Le Coronavirus est l’événement le plus important, à l’échelle planétaire, depuis la découverte du formidable outil Internet. Même s’il est trop tôt pour en mesurer les retombées. Parce que, déjà, on voit se dessiner des contours nouveaux, qui ne manqueront pas d’affecter l’humanité.
Internet, surtout à partir des années 1990, a connecté la planète entière, la transformant peu à peu en village. Sans elle, pas de globalisation, mondialisation, libre échange, visioconférence, télétravail, etc. Jusqu’aux services de renseignement, qui ont radicalement changé leur approche du métier, il n’y a pas eu une seule activité, un seul domaine, qui ait pu échapper au contrôle et à l’influence de l’Internet.

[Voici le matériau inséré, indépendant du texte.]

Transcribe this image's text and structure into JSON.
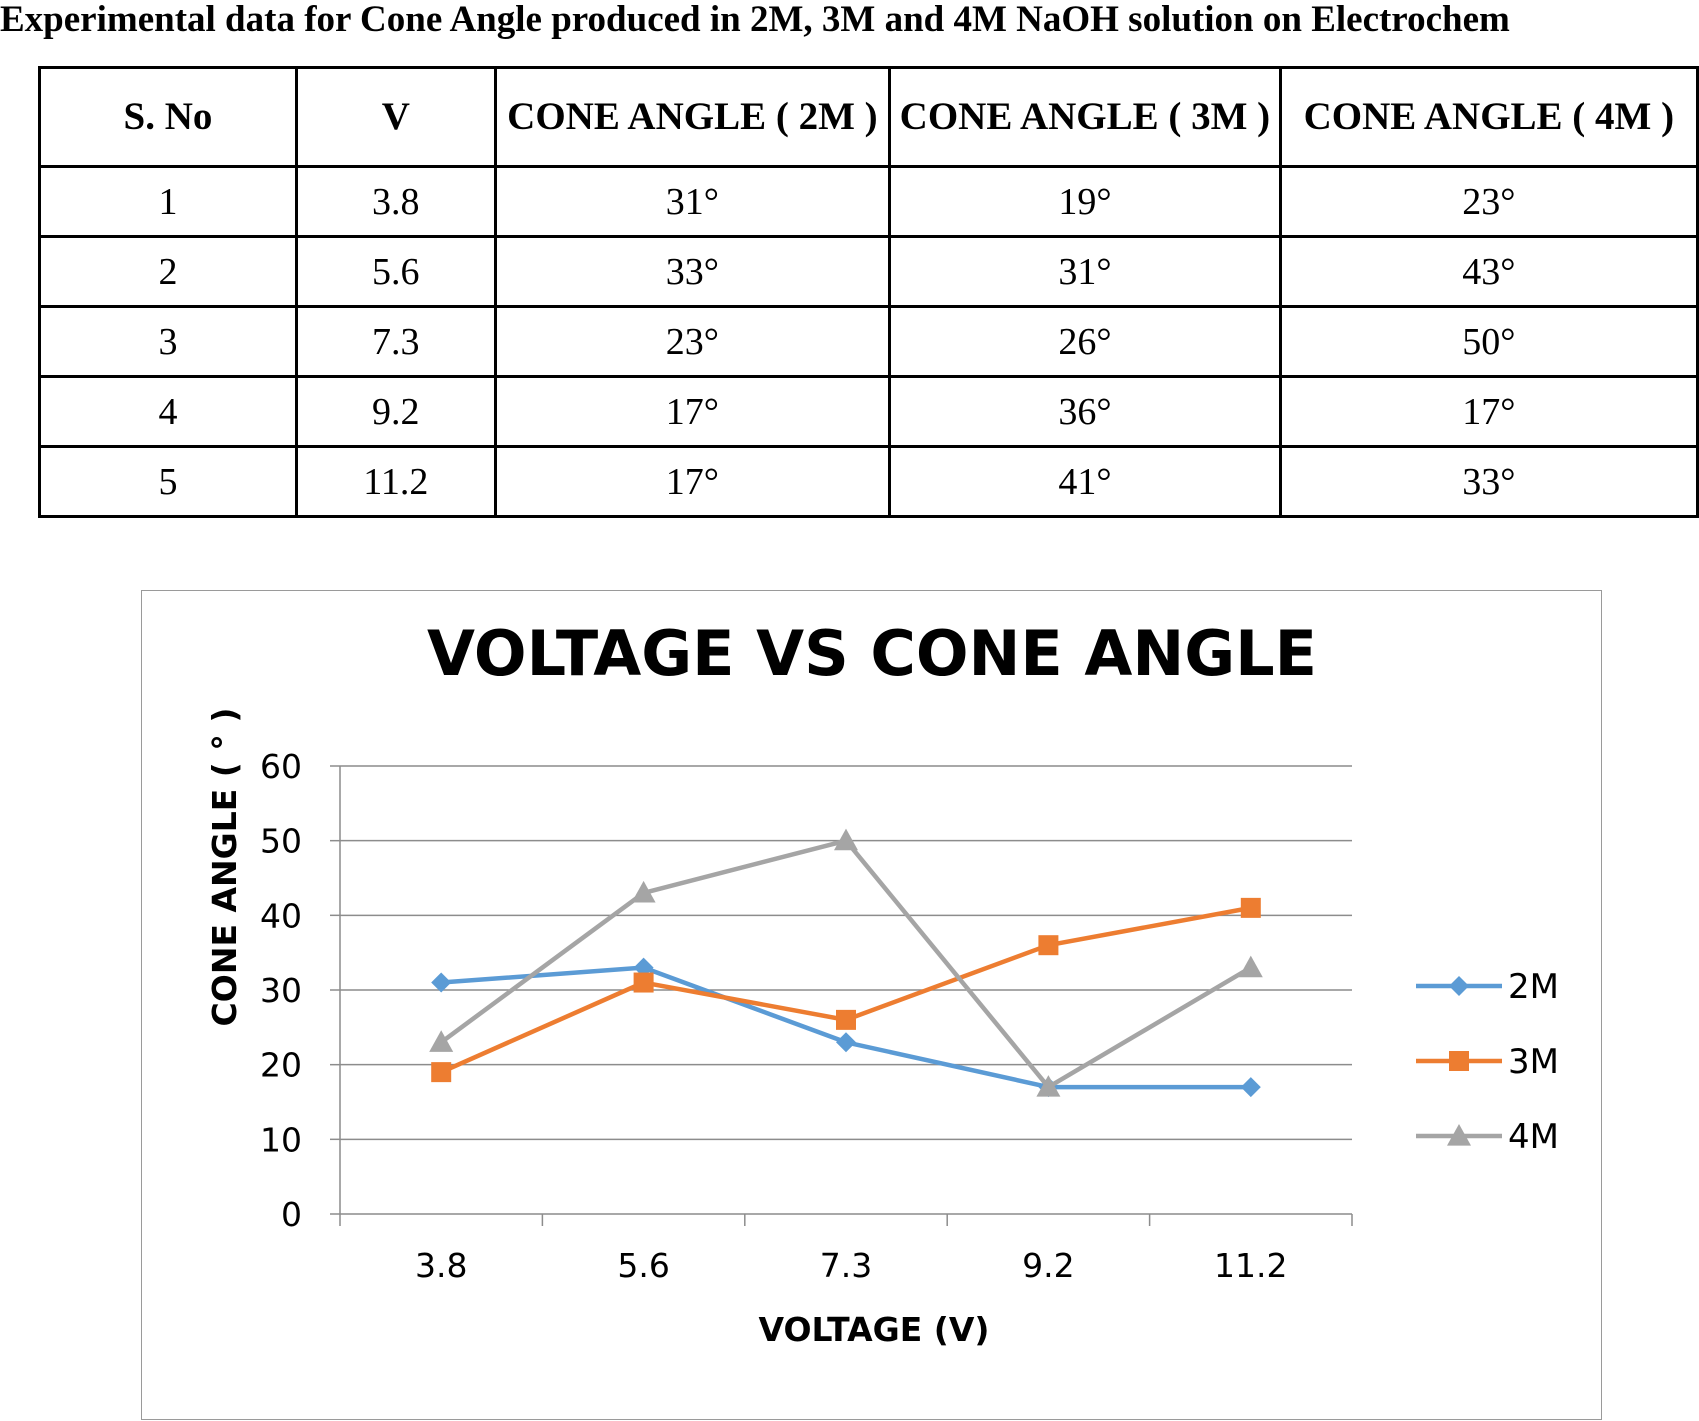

Mais Internet n’a pas seulement changé le monde. Elle l’a bouleversé. Philosophiquement, elle a pu relier les individus les uns aux autres à travers tout le globe. Court-circuitant au passage les institutions, et même les Etats. Créant aussi des sortes de communautés transversales, et non plus verticales, où des hommes de nationalités différentes se regroupent autour d’intérêts communs, défiant les différences et les distances terrestres, et culturelles, qui les séparent.
Ce «miracle» de l’Internet a renforcé la place de l’individu. Il lui a offert une sorte d’indépendance ou d’autosuffisance. Sans oublier que la cyber-vigilance a formé une armée de «militants» et d’indignés, qui constituent désormais un pouvoir supérieur à celui de la presse traditionnelle, des syndicats, ou de l’opposition politique classique.
Mais Internet a eu d’autres retombées plus contestables. Economiquement, elle a dopé la mondialisation. Et politiquement, elle a donné un coup de fouet au libéralisme, qui n’en avait pas tant besoin. Ce qui a eu le don de réduire considérablement l’autorité des Etats.
Nous sommes ainsi passés de l’Etat-Providence à l’Etat-témoin, simple accompagnateur, tombé de son piédestal, de plus en plus marginal.
Mais voilà que «Corona», à sa manière, et en quelques semaines à peine, a pu balayer une partie de cette construction extraordinaire, pourtant née d’un monde pourtant totalement virtuel.
Ce méchant virus, qui est en train d’effacer toutes ces nouvelles certitudes, rappelle la grande pandémie de la peste noire survenue au Moyen Âge : même schéma de propagation, mêmes foyers partant d’Extrême-Orient (Chine), avant de gagner l’Europe, l’Asie, l’Afrique et le reste du monde.
Comme l’Internet, le Covid-19 a donc connecté le monde entier. Et comme la peste noire, il a sonné comme un rappel à l’ordre : il faut agir, il y a quelque chose qui ne tourne pas rond, il faut repenser le monde, le reconfigurer. Le repenser. Déjà.
Dans le Moyen Âge, la peste a réveillé l’Europe et stimulé l’esprit des Lumières. Pour la première fois, les plus forts ont compris que leur bien-être dépendait du sort, pour ne pas dire de la santé, des plus faibles. Il fallait construire des hôpitaux, réduire l’insalubrité publique, repenser la ville, créer des institutions nouvelles, des règles de vie commune, etc.
Tout cela, à quelque chose malheur est bon, a poussé l’Europe à réfléchir à un nouveau modèle économique, de manière à se prémunir contre de nouvelles pandémies. Certains historiens vont jusqu’à lier le décollage industriel et scientifique (inventions, innovations) à cette période terrible où l’Europe a perdu près du tiers de sa population…
Le coronavirus, aujourd’hui, réveille tout le globe. Le modèle ultralibéral, qui désengage et affaiblit l’Etat, qui se détourne de la misère du monde, qui mise exclusivement sur la technologie, ne suffit plus pour «protéger» les plus puissants.
Une grippe mal soignée au Népal ou au Burkina Faso peut tuer un trader ou un héritier multimilliardaire à Londres ou New York. Cela veut dire que le sort des riches est lié à celui des pauvres.
Sans le développement des sciences, de l’entraide sociale, et sans la mise à contribution des bailleurs de fonds via des Etats forts, le moindre virus mutant peut mettre à mal, ou aller jusqu’à emporter la plus grande puissance militaire ou économique du monde.
Le Covid-19 nous rappelle, in fine, que la planète n’est qu’un village, c’est-à-dire pas grand-chose. Pour s’en sortir, le village doit être développé et, surtout, solidaire.